Published June 30, 2024
EXPERTS see EV cars’ adoption rate to rise in less than three years if the government provides a conducive environment.—White Star / file
EXPERTS see EV cars’ adoption rate to rise in less than three years if the government provides a conducive environment.—White Star / file

KARACHI: Auto sector players are optimistic about China’s BYD entering Pakistan in collaboration with Hub Power Company Ltd (Hubco) to locally assemble electric vehicles (EVs), which could benefit exports.

“[The] Entry of BYD in Pakistan should be looked at from a global perspective instead of [a] regional one,” GM Marketing Division, MG JW Automobiles Syed Asif Ahmed told Dawn from Lahore.

He said China will focus on other potential markets for EVs after restrictions in North America and Europe. Turkiye has already imposed a 30 per cent duty to protect its EV brand TOGG, while South America plans to follow the duty curbs.

He added that India has already shunned Chinese investment. Far East Asia, Australia and the Middle East are currently attractive alternatives. “Pakistan can benefit from this global shift by converting its internal combustion engine (ICE) to electric cars, thus reducing fuel bills,” Asif advised.

Auto sector welcomes BYD’s entry

Dispelling the impression that EV production in Pakistan will cost more than fossil fuel vehicles, he said “It’s time to burst these myths. The breakeven period at the current price of EV versus petrol/diesel-driven vehicles is 1.8 years. The breakeven is calculated taking into consideration the acquisition, operational and maintenance cost of EV versus burners.”

When asked why the assemblers are focusing on EVs instead of introducing 660-1,000cc petrol-driven cars for low and middle-income people, he said Pakistan is an inverted pyramid for the automotive market, i.e. demand for high-priced cars is more than low-priced cars.

In the Auto Industry Development and Export Policy (AIDEP) 2021-26, the government has introduced incentives for below 1,000cc cars under the Merri Gari Scheme.

However, on CBU imports of EVs costing less than $50,000, the customs duty is 25pc, 18pc GST and other taxes making a cumulative 53pc as against over 100pc taxes and duties on imports of over $50,000 worth of EVs.

Mr Asif said the pre-budget duty structure supports completely knocked down (CKD) EVs and hybrids by applying 1pc customs duty and 4pc on exclusive parts only. For EVs, a further benefit of 10pc on non-localised parts and 25pc on non-localised parts is given, similar to greenfield benefits.

On future expectations of EV vehicle sales in Pakistan amid limited buyers, he said the adoption rate is rapidly increasing with time. From picture tube to flat screen TVs and landline to smartphones, it took 10 years, while EVs will take less than three years if given the right environment.

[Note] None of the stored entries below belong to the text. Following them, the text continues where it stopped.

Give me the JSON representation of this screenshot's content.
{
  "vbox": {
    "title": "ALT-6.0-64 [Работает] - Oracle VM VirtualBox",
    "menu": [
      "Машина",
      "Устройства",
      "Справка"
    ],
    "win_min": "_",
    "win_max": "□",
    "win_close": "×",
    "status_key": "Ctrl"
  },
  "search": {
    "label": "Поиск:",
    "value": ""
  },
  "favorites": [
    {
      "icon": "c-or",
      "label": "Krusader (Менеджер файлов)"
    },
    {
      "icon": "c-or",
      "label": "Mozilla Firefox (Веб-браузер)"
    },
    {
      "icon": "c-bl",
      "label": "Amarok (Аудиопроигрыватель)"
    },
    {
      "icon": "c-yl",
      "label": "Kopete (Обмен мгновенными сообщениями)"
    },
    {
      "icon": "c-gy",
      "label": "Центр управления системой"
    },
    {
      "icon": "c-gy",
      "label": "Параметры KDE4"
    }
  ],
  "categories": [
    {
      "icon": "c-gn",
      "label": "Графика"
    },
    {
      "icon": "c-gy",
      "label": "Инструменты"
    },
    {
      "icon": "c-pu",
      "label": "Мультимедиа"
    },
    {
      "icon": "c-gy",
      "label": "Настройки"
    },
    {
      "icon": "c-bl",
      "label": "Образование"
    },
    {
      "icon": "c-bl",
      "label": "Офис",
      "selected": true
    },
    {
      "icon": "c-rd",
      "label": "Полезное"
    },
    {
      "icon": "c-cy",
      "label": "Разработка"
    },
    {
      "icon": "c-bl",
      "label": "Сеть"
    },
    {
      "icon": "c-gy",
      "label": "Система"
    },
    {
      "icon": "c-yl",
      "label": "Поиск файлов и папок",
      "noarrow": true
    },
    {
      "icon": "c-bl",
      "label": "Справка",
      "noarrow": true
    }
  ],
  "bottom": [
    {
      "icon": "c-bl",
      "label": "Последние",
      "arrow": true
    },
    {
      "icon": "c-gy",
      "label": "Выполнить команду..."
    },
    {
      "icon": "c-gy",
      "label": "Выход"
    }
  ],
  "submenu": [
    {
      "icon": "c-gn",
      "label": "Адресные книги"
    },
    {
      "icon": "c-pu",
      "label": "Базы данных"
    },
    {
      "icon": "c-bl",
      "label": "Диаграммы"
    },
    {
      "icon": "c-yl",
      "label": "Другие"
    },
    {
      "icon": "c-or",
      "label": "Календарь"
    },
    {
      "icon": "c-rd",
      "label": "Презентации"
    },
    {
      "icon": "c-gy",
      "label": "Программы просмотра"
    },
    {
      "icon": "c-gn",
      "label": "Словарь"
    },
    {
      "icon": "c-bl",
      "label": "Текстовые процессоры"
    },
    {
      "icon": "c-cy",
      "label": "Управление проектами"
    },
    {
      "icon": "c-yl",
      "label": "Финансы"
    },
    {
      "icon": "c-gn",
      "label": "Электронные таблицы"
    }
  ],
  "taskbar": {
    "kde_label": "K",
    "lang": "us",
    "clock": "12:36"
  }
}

He said that to achieve higher localisation in the assembly of EV vehicles in Pakistan, “we have to learn from ASEAN how to tackle the volume issue. Free Trade Agreement (FTA) should not restrict automotive parts trading, especially with the landlocked STAN countries.

Currently, six brands are actively promoting EVs in Pakistan. Foreign and local investors are waiting for a conducive business environment to develop charging infrastructure. Furthermore, Asif said high-growth domestic solar charging solutions will integrate horizontally with EV chargers.

Local part maker/exporter Mashood Ali Khan said the arrival of BYD is a great opportunity for Pakistan, and it will prove highly feasible if BYD makes Pakistan a hub for EV right-hand drive vehicles for export to various countries.

A Korean car assembler said BYD’s arrival bodes well for Pakistan, as more choices always benefit customers.